Squalene enrichment of membrane cholesterol fosters the autoreactivity of antigen-specific Th1 diabetogenic cells.
(A) Diabetogenicity of antigen (HA110–120)-specific CD4 splenic Th1 cells was determined in RAG2 KO, RIP-HA mouse model for inducible type 1 diabetes (T1D). The HA110–120-specific CD4 splenic T-cells (2×105 cells) from either F1 mice (Foxp3-GFP+/− TCR-HA+/− mice) (filled circle), or from parental Foxp3-GFP+/+ mice (open circle) were infused alone, or in combination with Foxp3-GFP sorted splenic cells (2×105 cells) from Fl mice (filled triangle) or Foxp3-GFP sorted cells (2×105 cells) from parental Foxp3-GFP+/+ mice (open triangle) into RAG2 KO, RIP-HA Tg recipient mice (n = 5 mice/group). Shown is the mean glycemia values for individual mice in each group ± SD. Horizontal dark line indicates the upper limit of euglycemia (200 mg/dL) previously determined in a large cohort of non manipulated RAG2 KO RIP-HA Tg recipients (n = 20). Of note, only the antigen (HA110–120)-specific CD4 splenic T-cells, but not T-regs or other non-antigen (HA110–120)-specific T-cells were able to induce hyperglycemia in RAG2 KO, RIP-HA Tg recipients. (B) Diabetogenicity of antigen (HA110–120)-specific CD4 splenic Th1 cells from squalene treated F1 mice was tested in the same RAG2 KO, RIP-HA mouse model for inducible T1D described in panel A. The HA110–120-specific CD4 splenic T-cells (2×104 cells) from squalene treated (180 µg/mouse) or untreated F1 mice were first depleted of Foxp3+ splenic cells 7 days post-squalene treatment, and then infused i.p. in RAG2 KO, RIP-HA Tg recipients. Shown is the cumulative incidence of hyperglycemia (X-axis) from two separate experiments, n = 5 mice/group/experiment. Cumulative incidence of hyperglycemia was calculated by dividing the number of mice per group that developed two consecutive readings of hyperglycemia (>200 mg/dL) at various intervals of time by the total number of mice and then multiplied by 100.
Figure 8.
Squalene enrichment of membrane cholesterol in CD4+Foxp3+ T-reg cells does not alter their suppressogenic function.

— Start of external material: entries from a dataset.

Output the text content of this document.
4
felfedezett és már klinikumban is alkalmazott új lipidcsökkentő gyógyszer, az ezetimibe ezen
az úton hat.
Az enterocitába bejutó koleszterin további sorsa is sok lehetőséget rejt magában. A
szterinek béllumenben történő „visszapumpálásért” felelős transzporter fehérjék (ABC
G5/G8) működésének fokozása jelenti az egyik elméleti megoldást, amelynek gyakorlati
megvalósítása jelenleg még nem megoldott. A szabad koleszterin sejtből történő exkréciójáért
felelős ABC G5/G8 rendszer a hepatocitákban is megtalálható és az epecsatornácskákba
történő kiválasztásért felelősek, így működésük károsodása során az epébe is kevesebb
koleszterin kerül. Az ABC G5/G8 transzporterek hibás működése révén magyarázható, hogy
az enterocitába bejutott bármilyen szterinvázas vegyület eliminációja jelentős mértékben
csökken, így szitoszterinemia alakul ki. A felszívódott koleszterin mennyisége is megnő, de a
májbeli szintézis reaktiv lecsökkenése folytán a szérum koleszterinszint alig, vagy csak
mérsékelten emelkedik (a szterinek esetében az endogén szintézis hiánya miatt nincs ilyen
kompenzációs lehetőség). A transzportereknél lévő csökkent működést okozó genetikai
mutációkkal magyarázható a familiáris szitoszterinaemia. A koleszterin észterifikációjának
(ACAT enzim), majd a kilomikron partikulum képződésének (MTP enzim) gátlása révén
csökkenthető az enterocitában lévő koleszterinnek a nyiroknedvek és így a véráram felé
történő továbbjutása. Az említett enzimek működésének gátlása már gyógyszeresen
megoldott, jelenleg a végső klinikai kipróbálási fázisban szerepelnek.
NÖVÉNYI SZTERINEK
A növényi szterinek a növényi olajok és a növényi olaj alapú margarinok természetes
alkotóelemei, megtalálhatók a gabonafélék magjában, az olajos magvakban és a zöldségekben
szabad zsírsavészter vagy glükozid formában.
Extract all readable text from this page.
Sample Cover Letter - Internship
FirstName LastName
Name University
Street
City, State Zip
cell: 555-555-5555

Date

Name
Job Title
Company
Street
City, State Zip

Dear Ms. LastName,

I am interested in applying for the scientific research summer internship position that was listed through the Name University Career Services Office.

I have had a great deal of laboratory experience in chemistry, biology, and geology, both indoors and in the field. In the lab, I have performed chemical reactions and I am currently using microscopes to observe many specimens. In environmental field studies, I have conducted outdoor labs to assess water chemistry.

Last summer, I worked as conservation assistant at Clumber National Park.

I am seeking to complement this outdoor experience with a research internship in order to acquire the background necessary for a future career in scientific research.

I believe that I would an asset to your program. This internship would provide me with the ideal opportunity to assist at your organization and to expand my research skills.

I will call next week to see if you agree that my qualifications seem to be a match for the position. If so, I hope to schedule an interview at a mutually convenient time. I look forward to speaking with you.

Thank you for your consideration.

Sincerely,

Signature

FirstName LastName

(A) T-reg suppression of HA110–120 -specific CD4 T-effector (T-eff) cells from untreated or squalene treated (single dose of 180 µg/mouse) F1 mice (n = 4/group) has been tested in an in vitro suppression assay. Isolated HA110–120-pulsed APCs (5×105) were co-cultured for 48 h with FACS-sorted HA-specific CD4+ T-eff cells (106 cells) and FACS-sorted Foxp3-GFP+ T-regs (106 cells) from either untreated or squalene treated (Sq) F1 mice. Various cell co-culture combinations from individual mice are shown in the X-axis, where (+) indicates the presence and (–) indicates the absence of cells in the culture system. Cell-culture supernatants from each Treg/T-eff combination were then measured for secreted IFN-γ (Th1 cytokine) and IL-4 (Th2 cytokine) by Luminex (Y-axis). No significant changes were observed when compared different co-cultures as specified (brackets, *p values>0.05). (B) Quantitative real-time RT-PCR measured the T-bet mRNA extracted from triplicate wells of each T-reg/T-eff cells combination described in panel A. The Y axis indicates the mean fold increase in mRNA expression level relative to endogenous 18S rRNA control ± SD. The mRNA relative values were normalized to the untreated T-eff co-cultures with HA-pulsed APCs (reference control sample). Shown is one of two representative experiments. No significant changes were observed when compared different co-cultures as specified (brackets, *p values>0.05).